We met at the lay-by on Congleton Edge where Eileen Fraser (our leader for the day) talked us through the geology and associated history of the area before we looked at specific locations.

Congleton Edge (SJ868587)

The Romans were the first to take limestone from the area, using it to make mortar. More recently the older limekilns are near the top of the hill, but later ones are nearer the railway in the valley. Before the railway was built the canal was used for transport. Small coal seams were mined for the steel industry in Stoke-on-Trent, but volcanic intrusions and faulting made coal extraction difficult.

The well line is marked by the location of houses and farms. Some of the house names tell of their origins - Limekiln Farm, Beacon House, Millhouse Farm and Brook House.
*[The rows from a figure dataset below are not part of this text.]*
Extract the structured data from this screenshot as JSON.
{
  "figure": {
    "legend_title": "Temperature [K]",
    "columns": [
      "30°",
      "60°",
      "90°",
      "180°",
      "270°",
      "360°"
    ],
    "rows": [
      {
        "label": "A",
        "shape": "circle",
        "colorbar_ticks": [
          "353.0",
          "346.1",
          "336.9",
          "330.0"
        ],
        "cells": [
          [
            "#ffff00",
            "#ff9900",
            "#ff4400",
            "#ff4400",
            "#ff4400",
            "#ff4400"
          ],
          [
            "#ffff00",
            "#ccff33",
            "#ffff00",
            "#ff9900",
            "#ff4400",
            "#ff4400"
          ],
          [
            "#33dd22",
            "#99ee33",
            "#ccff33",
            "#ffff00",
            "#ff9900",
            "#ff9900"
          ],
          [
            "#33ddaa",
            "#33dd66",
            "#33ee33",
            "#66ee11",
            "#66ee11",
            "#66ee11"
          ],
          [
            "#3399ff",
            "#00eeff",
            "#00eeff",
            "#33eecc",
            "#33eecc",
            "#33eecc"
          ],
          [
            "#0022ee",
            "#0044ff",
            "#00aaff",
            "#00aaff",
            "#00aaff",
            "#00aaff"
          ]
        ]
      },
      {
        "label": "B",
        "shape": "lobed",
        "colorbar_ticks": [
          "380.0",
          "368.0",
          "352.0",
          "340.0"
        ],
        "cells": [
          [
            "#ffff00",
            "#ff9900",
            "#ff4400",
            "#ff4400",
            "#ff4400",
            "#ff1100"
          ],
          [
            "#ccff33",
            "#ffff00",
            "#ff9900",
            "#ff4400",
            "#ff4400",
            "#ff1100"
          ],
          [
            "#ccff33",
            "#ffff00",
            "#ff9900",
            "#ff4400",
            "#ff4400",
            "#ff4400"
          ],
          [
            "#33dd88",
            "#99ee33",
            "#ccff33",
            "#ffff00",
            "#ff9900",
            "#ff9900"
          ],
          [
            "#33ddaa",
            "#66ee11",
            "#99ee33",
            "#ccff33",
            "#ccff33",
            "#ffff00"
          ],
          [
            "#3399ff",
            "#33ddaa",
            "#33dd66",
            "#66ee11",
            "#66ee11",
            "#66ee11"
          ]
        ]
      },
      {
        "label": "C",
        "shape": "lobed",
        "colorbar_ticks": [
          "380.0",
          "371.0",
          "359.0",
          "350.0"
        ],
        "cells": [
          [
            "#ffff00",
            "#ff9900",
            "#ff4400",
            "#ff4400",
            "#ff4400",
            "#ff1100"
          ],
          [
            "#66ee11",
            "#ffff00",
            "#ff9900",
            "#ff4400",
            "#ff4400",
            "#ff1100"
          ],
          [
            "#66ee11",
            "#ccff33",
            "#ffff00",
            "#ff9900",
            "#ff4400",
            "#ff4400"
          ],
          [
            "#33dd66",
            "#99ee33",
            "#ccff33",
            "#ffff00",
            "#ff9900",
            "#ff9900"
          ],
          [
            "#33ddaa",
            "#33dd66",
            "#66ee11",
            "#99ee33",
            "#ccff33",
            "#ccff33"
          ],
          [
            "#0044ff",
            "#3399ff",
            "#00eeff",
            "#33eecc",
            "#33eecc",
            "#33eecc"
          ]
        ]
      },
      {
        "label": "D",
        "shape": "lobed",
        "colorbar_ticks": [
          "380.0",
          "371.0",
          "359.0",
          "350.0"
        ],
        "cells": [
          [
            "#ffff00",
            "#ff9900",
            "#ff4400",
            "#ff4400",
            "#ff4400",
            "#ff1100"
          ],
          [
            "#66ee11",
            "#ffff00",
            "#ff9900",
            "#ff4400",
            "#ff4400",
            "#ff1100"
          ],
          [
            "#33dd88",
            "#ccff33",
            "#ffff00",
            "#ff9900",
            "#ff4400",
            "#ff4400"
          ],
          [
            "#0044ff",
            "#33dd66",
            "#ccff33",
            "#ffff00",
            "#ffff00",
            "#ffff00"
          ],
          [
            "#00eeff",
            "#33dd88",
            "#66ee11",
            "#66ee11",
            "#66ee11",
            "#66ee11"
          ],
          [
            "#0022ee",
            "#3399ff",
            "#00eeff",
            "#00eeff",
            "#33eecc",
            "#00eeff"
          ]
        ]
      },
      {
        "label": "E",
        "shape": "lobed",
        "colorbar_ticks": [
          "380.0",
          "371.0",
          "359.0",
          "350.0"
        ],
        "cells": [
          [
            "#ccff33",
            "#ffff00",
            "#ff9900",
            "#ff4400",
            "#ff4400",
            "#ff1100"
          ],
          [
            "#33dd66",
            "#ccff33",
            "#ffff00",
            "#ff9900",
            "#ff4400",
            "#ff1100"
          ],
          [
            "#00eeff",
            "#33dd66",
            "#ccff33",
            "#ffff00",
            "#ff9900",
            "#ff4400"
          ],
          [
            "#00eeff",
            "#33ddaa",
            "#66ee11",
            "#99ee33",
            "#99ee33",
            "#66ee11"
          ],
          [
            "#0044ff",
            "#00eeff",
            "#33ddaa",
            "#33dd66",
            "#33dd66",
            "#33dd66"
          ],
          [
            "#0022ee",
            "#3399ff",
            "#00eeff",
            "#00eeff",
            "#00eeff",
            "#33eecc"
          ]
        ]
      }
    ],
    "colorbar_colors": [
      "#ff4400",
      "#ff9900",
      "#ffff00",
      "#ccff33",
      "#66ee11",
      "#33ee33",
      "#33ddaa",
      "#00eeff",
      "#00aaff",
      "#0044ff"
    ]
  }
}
We walked down to a quarry (SJ870589) in the Chatsworth Grit (cf Teggs Nose above Macclesfield) where the beds dip at 60°. From here we could see the Red Quarry on Bosley Cloud and the glacial sediments on its flanks, which are much unconsolidated. Bosley Cloud is at the apex of a southerly plunging, asymmetric syncline on a large scale anticline. Our next stop was at SJ873592; here too the sediments are unconsolidated. So is the outcrop by the quarry waste or glacial? It is of angular, broken-up material and is the correct height for a glacial deposit.

However, nothing was found that was not local and there is a large quarry just over the top of the hill. So we decided it must be quarry waste that had been tipped over the edge. We then walked a short way along the footpath at the top of the quarry, which is in massive sandstone and by the footpath the bedding is very steep to vertical.

Mow Cop (SJ857574 for parking)

Eileen talked us through the regional picture. Namurian delta systems were coming in from the north, but are the sediments here from the Wales Brabant system to the south? The nearby Roaches are from the south so theory is that the Lower Chatstone is from the south, but the Red Rock above is from the north.

The nose of the Mow Cop anticline is just beneath the castle/folly. The bedding is difficult to see and to interpret in the small quarry though the beds clearly dip and slickensides are present; the faulting pre-dates folding.

Very coarse grained querns were extracted from the quarry as were needle-like barytes, which could still be seen. There are more pebbles here than at nearby Bosley Cloud.

To finish we had a look at the Old Man of Mow. This is a 65ft high, unquarried stack of rock dating from about 1530. Why? One theory is that it was poor quality stone because it is on the edge of the Mow Cop fault. Another is that it was left to support machinery.

Over towards Biddulph we could see more evidence of historic coal mining.

This was a very interesting day relating the geology to its changing exploitation over time and, therefore, to the presence of settlements. The trip also added to previous MGA trips to Teggs Nose and Bosley Cloud.